Dr. Nicholas Walter, also a first author on the paper and an associate professor at the University of Colorado Anschutz Medical Campus, said that a key roadblock that holds back new tuberculosis treatments is the inability to accurately measure how effectively different treatments shorten the time needed to cure tuberculosis.

“Without improved tools to measure and compare the effectiveness of drug treatments, the evaluation and roll-out of new combination drug treatments will continue to proceed slowly,” he added.

The new RS ratio provides a readout of drug effect that researchers hope will open a new era in understanding the use of antibiotics.

“Measuring a key physiologic property of pathogens provides an innovative way of thinking beyond conventional measures of bacterial burden,” said senior author Martin Voskuil, associate professor at the University of Colorado Anschutz Medical Campus.

The new approach can also enable more intelligent design and evaluation of candidate drug combination regimens, accelerating the development of treatments that can cure tuberculosis faster.

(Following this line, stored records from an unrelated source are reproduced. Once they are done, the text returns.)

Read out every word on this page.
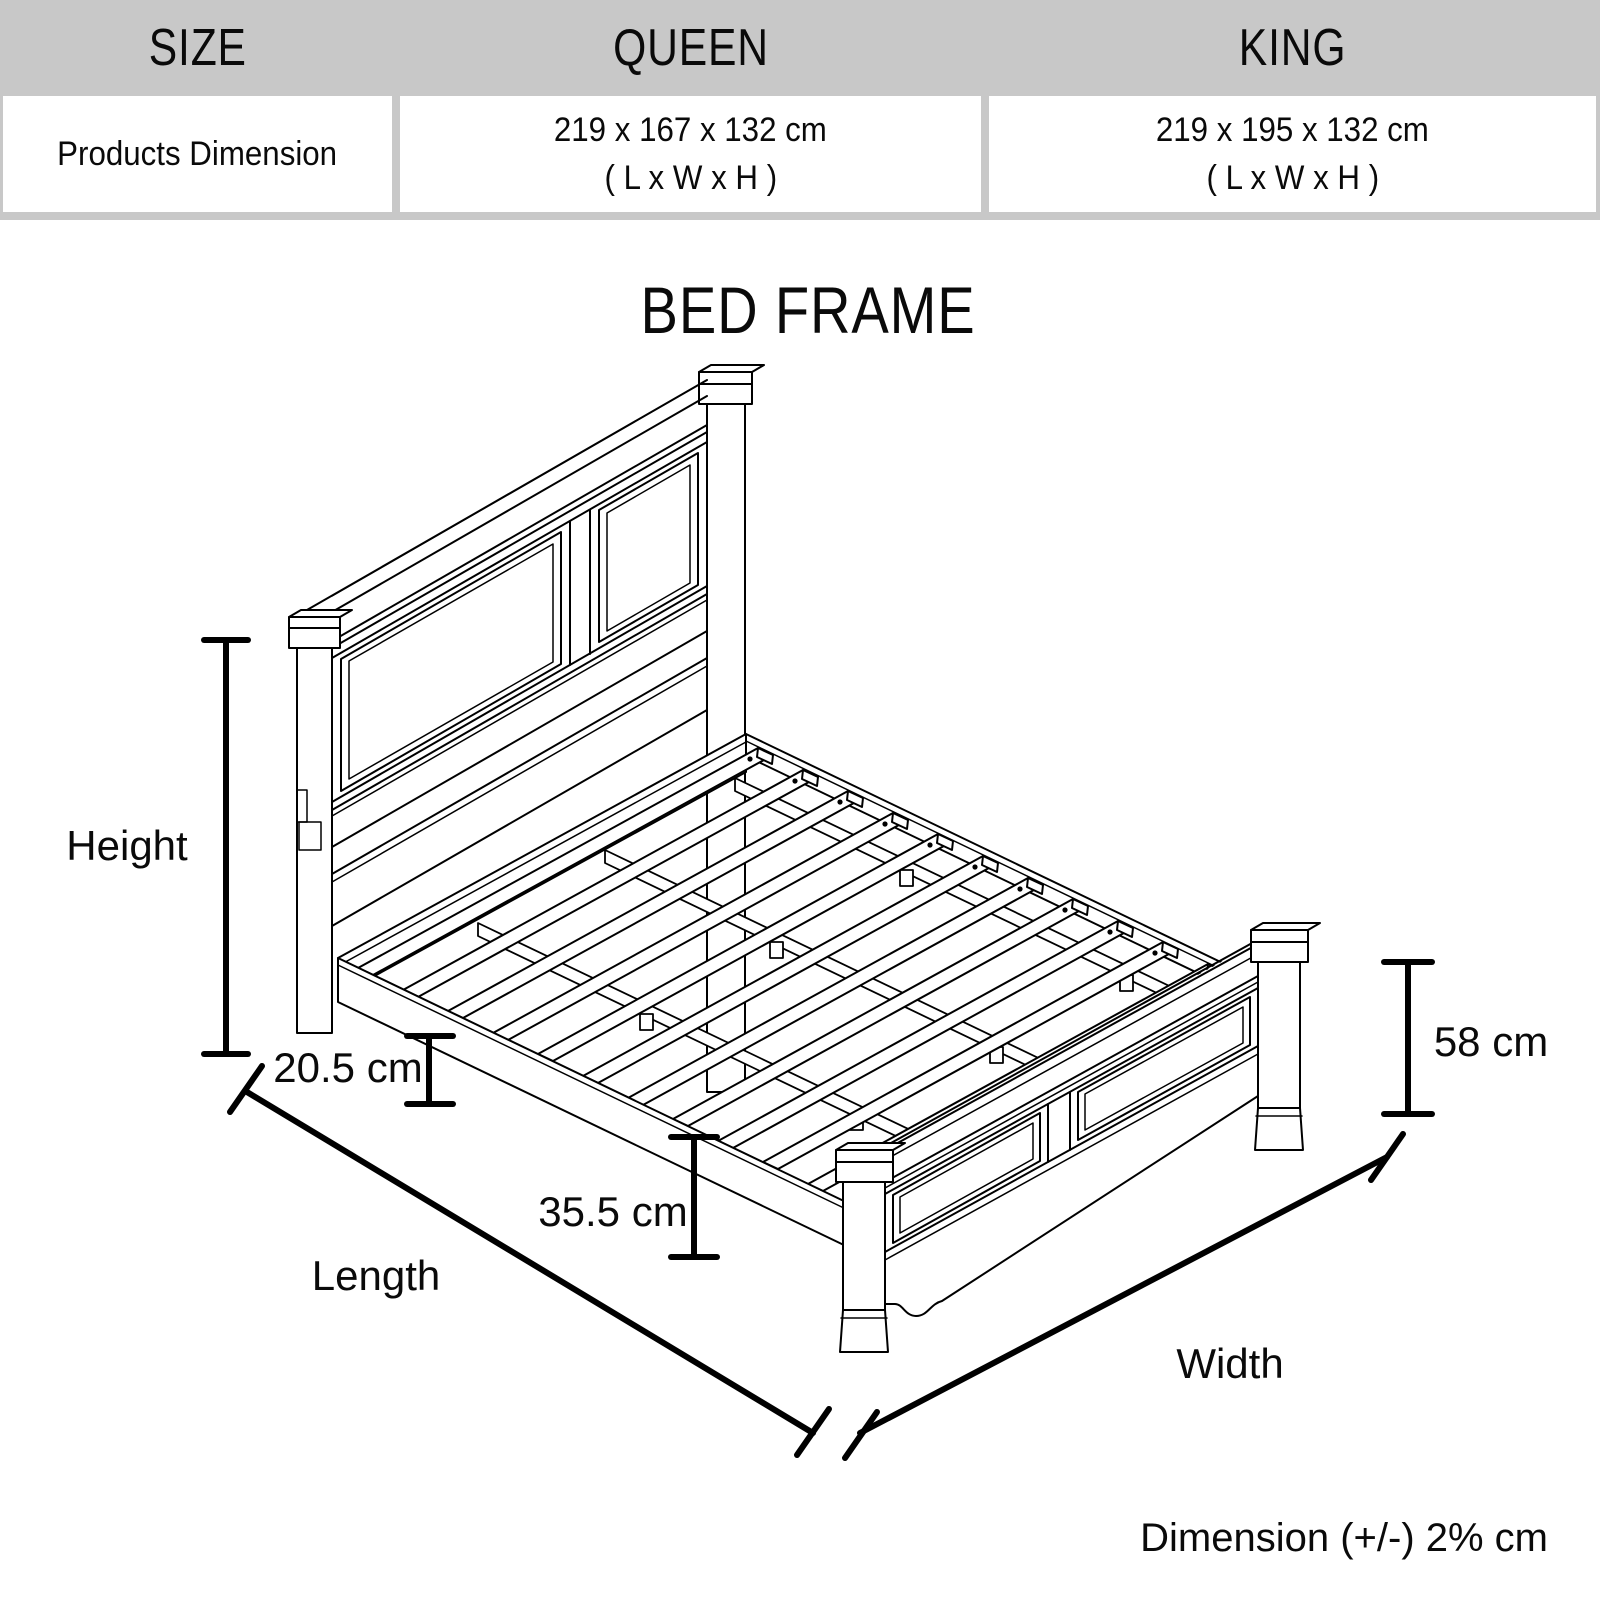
SIZE	QUEEN	KING
Products Dimension
219 x 167 x 132 cm
( L x W x H )
219 x 195 x 132 cm
( L x W x H )
BED FRAME
Height
20.5 cm
35.5 cm
58 cm
Length
Width
Dimension (+/-) 2% cm
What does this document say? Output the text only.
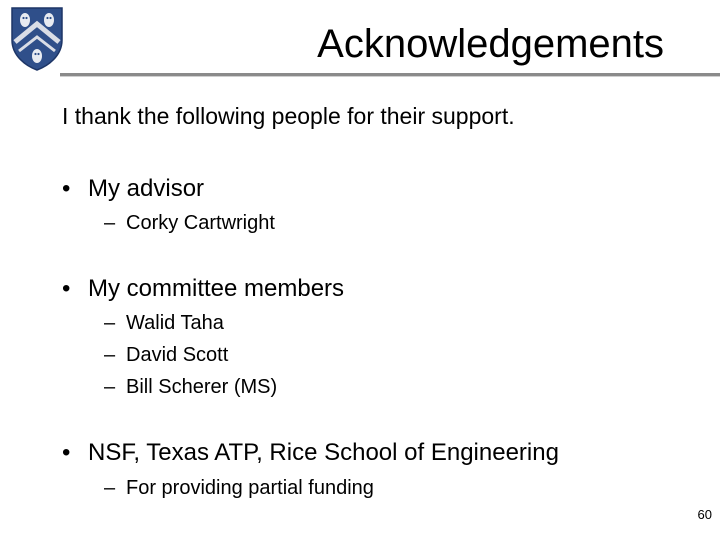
Acknowledgements
I thank the following people for their support.
• My advisor
– Corky Cartwright
• My committee members
– Walid Taha
– David Scott
– Bill Scherer (MS)
• NSF, Texas ATP, Rice School of Engineering
– For providing partial funding
60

“This has crucial implications for combatting the global tuberculosis epidemic,” said co-author Dr. Payam Nahid, professor and director of the University of California San Francisco Center for Tuberculosis.

This research stems from a unique translational medicine collaboration known as the Consortium for Applied Microbial Metrics led by scientists at the University of Colorado Anschutz Medical Campus, CSU and UCSF. The consortium combines insights from in vitro, animal and human studies to identify better tuberculosis treatments.

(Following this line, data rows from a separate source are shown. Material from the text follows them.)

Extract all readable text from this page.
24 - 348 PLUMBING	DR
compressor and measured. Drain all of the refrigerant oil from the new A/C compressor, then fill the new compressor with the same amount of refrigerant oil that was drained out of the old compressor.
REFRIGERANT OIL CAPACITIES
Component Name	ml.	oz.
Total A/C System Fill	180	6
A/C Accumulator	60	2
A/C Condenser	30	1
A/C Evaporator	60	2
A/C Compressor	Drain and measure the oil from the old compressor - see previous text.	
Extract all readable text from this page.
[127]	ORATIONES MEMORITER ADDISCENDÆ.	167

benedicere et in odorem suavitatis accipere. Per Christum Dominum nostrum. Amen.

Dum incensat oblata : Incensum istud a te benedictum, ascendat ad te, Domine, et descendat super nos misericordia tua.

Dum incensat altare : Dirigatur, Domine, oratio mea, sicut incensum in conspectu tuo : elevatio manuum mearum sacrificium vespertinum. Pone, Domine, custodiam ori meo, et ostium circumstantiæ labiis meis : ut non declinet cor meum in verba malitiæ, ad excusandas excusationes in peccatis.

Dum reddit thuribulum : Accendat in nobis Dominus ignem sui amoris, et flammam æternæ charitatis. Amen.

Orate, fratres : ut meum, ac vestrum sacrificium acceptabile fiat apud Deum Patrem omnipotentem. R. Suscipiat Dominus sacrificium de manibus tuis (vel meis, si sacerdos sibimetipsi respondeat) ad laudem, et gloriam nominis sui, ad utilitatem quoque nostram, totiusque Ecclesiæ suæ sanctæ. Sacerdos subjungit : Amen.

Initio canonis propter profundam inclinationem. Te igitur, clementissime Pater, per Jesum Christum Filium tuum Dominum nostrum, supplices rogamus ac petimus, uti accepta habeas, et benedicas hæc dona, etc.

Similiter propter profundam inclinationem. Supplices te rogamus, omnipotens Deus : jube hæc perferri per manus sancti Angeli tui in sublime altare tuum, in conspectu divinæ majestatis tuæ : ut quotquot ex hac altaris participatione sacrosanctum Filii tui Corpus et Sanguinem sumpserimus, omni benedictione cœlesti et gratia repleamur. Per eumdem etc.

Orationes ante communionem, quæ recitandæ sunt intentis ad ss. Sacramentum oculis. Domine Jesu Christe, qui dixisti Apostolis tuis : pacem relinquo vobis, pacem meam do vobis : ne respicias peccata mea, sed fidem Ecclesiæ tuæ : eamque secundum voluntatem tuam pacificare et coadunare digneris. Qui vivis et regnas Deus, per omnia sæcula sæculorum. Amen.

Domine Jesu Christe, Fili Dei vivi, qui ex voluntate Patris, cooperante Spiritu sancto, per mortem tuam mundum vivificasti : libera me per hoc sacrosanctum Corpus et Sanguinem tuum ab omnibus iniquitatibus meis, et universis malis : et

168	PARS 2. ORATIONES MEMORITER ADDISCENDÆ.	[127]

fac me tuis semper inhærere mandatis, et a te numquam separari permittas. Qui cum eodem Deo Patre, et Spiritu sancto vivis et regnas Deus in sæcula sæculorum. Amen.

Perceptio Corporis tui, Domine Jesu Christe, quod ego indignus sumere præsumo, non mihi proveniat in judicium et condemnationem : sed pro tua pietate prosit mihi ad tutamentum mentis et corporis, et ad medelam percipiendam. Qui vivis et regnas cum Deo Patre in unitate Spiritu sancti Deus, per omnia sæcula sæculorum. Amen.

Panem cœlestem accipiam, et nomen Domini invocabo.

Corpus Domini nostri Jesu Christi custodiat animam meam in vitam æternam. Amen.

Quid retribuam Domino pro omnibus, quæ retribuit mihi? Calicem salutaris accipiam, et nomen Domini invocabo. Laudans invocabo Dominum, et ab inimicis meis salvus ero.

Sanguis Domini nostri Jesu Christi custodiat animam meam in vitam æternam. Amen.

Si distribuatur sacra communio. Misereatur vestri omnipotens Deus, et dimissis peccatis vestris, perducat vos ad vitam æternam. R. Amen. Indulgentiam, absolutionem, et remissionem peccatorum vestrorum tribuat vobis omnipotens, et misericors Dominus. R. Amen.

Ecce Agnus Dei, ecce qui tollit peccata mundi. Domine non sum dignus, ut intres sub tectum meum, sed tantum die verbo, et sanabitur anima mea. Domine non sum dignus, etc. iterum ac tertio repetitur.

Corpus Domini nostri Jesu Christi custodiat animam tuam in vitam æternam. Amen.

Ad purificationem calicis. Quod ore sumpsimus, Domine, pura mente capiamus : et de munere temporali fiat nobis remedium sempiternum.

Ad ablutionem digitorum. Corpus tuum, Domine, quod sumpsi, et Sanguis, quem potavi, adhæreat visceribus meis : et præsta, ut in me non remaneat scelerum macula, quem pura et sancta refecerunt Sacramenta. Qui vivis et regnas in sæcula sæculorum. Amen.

Sarah Born, a postdoctoral fellow at the University of Colorado Anschutz Medical Campus, is also a first author on the study.

Additional co-authors from CSU include Victoria Ektnitphong, Michelle Ramey, Allison Bauman, Carol Wilusz, Brendan Podell and Anne Lenaerts.

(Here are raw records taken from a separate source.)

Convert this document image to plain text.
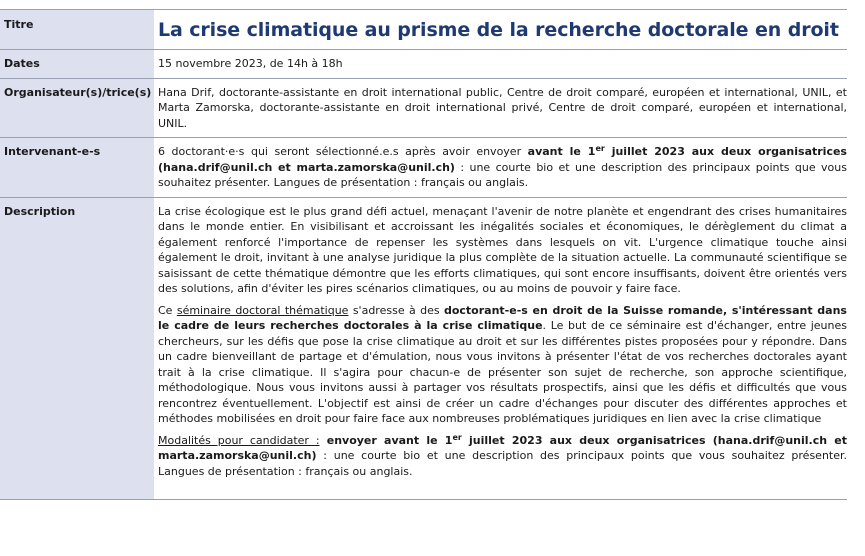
Titre	La crise climatique au prisme de la recherche doctorale en droit
Dates	15 novembre 2023, de 14h à 18h
Organisateur(s)/trice(s)	Hana Drif, doctorante-assistante en droit international public, Centre de droit comparé, européen et international, UNIL, et Marta Zamorska, doctorante-assistante en droit international privé, Centre de droit comparé, européen et international, UNIL.
Intervenant-e-s	6 doctorant·e·s qui seront sélectionné.e.s après avoir envoyer avant le 1er juillet 2023 aux deux organisatrices (hana.drif@unil.ch et marta.zamorska@unil.ch) : une courte bio et une description des principaux points que vous souhaitez présenter. Langues de présentation : français ou anglais.
Description	La crise écologique est le plus grand défi actuel, menaçant l'avenir de notre planète et engendrant des crises humanitaires dans le monde entier. En visibilisant et accroissant les inégalités sociales et économiques, le dérèglement du climat a également renforcé l'importance de repenser les systèmes dans lesquels on vit. L'urgence climatique touche ainsi également le droit, invitant à une analyse juridique la plus complète de la situation actuelle. La communauté scientifique se saisissant de cette thématique démontre que les efforts climatiques, qui sont encore insuffisants, doivent être orientés vers des solutions, afin d'éviter les pires scénarios climatiques, ou au moins de pouvoir y faire face.

Ce séminaire doctoral thématique s'adresse à des doctorant-e-s en droit de la Suisse romande, s'intéressant dans le cadre de leurs recherches doctorales à la crise climatique. Le but de ce séminaire est d'échanger, entre jeunes chercheurs, sur les défis que pose la crise climatique au droit et sur les différentes pistes proposées pour y répondre. Dans un cadre bienveillant de partage et d'émulation, nous vous invitons à présenter l'état de vos recherches doctorales ayant trait à la crise climatique. Il s'agira pour chacun-e de présenter son sujet de recherche, son approche scientifique, méthodologique. Nous vous invitons aussi à partager vos résultats prospectifs, ainsi que les défis et difficultés que vous rencontrez éventuellement. L'objectif est ainsi de créer un cadre d'échanges pour discuter des différentes approches et méthodes mobilisées en droit pour faire face aux nombreuses problématiques juridiques en lien avec la crise climatique

Modalités pour candidater : envoyer avant le 1er juillet 2023 aux deux organisatrices (hana.drif@unil.ch et marta.zamorska@unil.ch) : une courte bio et une description des principaux points que vous souhaitez présenter. Langues de présentation : français ou anglais.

CSU Science Writer Mary Guiden contributed content for this story, which was originally developed by Julia Milzer from the University of Colorado Anschutz Medical Campus. 


About the University of Colorado Anschutz Medical Campus

The University of Colorado Anschutz Medical Campus is a world-class medical destination at the forefront of transformative science, medicine, education, and patient care. The campus encompasses the University of Colorado health professional schools, more than 60 centers and institutes, and two nationally ranked independent hospitals that treat more than two million adult and pediatric patients each year. Innovative, interconnected and highly collaborative, together we deliver life-changing treatments, patient care, professional training, and conduct world-renowned research. For more information, visit www.cuanschutz.edu.


About the Mycobacteria Research Laboratories at CSU

The Mycobacteria Research Laboratories was founded some 25 years ago by Patrick Brennan and other scientists with the intent of generating an internationally recognized center of excellence for the study of mycobacterial diseases and pathogens. Since then, the MRL has been at the forefront of mycobacterial fundamental and translational research. Research programs in the MRL utilize state-of-the-art techniques and facilities to address tuberculosis vaccine and drug development and leprosy and tuberculosis diagnostics, among other topics.